Ella splayed the torch light over a skip filled with heavy-duty plastic wrap, lunch wrappers, old brick, old tin, remnant insulation bats, iced coffee cartons, soft drink cans and, thank heavens, timber offcuts.

  She snatched one off the pile, tugging it out from larger planks.

  Jake waited with bandages and scissors, and Ella gave him the piece of timber. He wrapped the splint against Sam’s forearm, then lifted and tied the sling around Sam’s neck.

  ‘I think it’s a hospital visit for you, young man,’ Jake said, leaning further into the vehicle to clip Sam’s seatbelt before he looked at Ella. ‘You want to ride in the back with him?’

  ‘I don’t want her,’ Sam burst out before Ella could speak.

  His words left Ella’s insides stripped out, as if he’d laid them bare on the grass beside the car. They shredded her heart and stuffed it under the lunch wrappers and the bricks in the skip bin, with the other rubbish nobody wanted.

  She didn’t argue with him.

  Jake didn’t argue either.

  ‘Let me call Ollie’s mum and dad and let them know we’ve found him and to pass it on. Just in case anyone else is looking.’

  He made the call, then he and Ella strapped in, and Jake drove.

  It was a forty-minute drive between Chalk Hill and Mount Barker, and Ella didn’t say a word. She stared out the front windscreen as Jake drove, watching the headlight beams hold back the trees, wondering about all the things she could have done differently. Done better.

  She could have bought a plane ticket in those years after Sam was born and taken him to Sydney to find Marshall. Made her own personal picket line outside his training centre, and woe to any pushy swim coach who blocked her way.

  ‘Tell us what happened, mate?’ Jake asked Sam, and Ella felt like she was hearing the story from under ten feet of water.
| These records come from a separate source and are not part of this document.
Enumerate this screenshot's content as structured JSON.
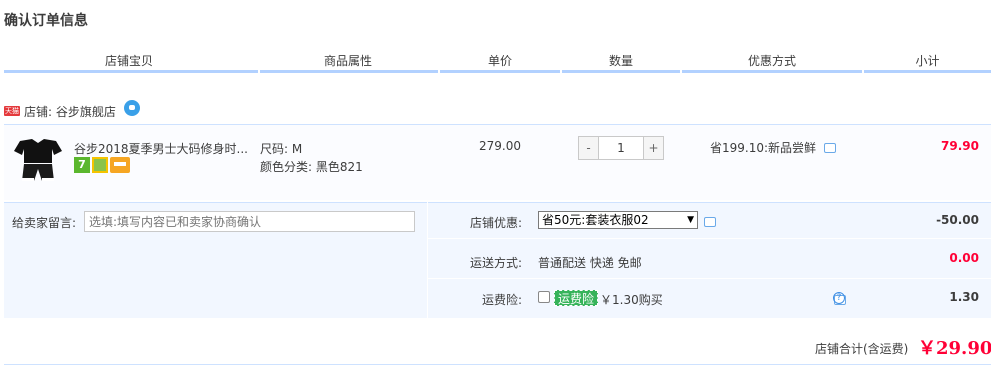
{
  "page": {
    "title": "确认订单信息"
  },
  "columns": [
    "店铺宝贝",
    "商品属性",
    "单价",
    "数量",
    "优惠方式",
    "小计"
  ],
  "shop": {
    "label": "店铺: 谷步旗舰店",
    "badge": "天猫"
  },
  "item": {
    "title": "谷步2018夏季男士大码修身时...",
    "badge_7": "7",
    "attr_size": "尺码: M",
    "attr_color": "颜色分类: 黑色821",
    "price": "279.00",
    "qty_minus": "-",
    "qty_value": "1",
    "qty_plus": "+",
    "promo": "省199.10:新品尝鲜",
    "subtotal": "79.90"
  },
  "message": {
    "label": "给卖家留言:",
    "placeholder": "选填:填写内容已和卖家协商确认"
  },
  "shop_discount": {
    "label": "店铺优惠:",
    "selected": "省50元:套装衣服02",
    "value": "-50.00"
  },
  "shipping": {
    "label": "运送方式:",
    "method": "普通配送 快递 免邮",
    "value": "0.00"
  },
  "insurance": {
    "label": "运费险:",
    "badge": "运费险",
    "price_text": "￥1.30购买",
    "value": "1.30"
  },
  "total": {
    "label": "店铺合计(含运费)",
    "amount": "￥29.90"
  },
  "colors": {
    "accent_red": "#ff0036",
    "header_line": "#b2d1ff",
    "panel_bg": "#f2f7ff",
    "insurance_green": "#36b35a"
  }
}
  Sam had run from the bowling club, but he hadn’t gone down the road. He’d cut across a bush lot that linked through to the walking path along the creek, and got to the bridge that way.

  All that way in the dark with a steep slide to the water just metres away … he could have slipped and drowned.

  Ella put her hand in her mouth and bit her knuckles. She had to fill her mouth with something because she wanted to throw back her head and howl all the guilt and hurt from her body.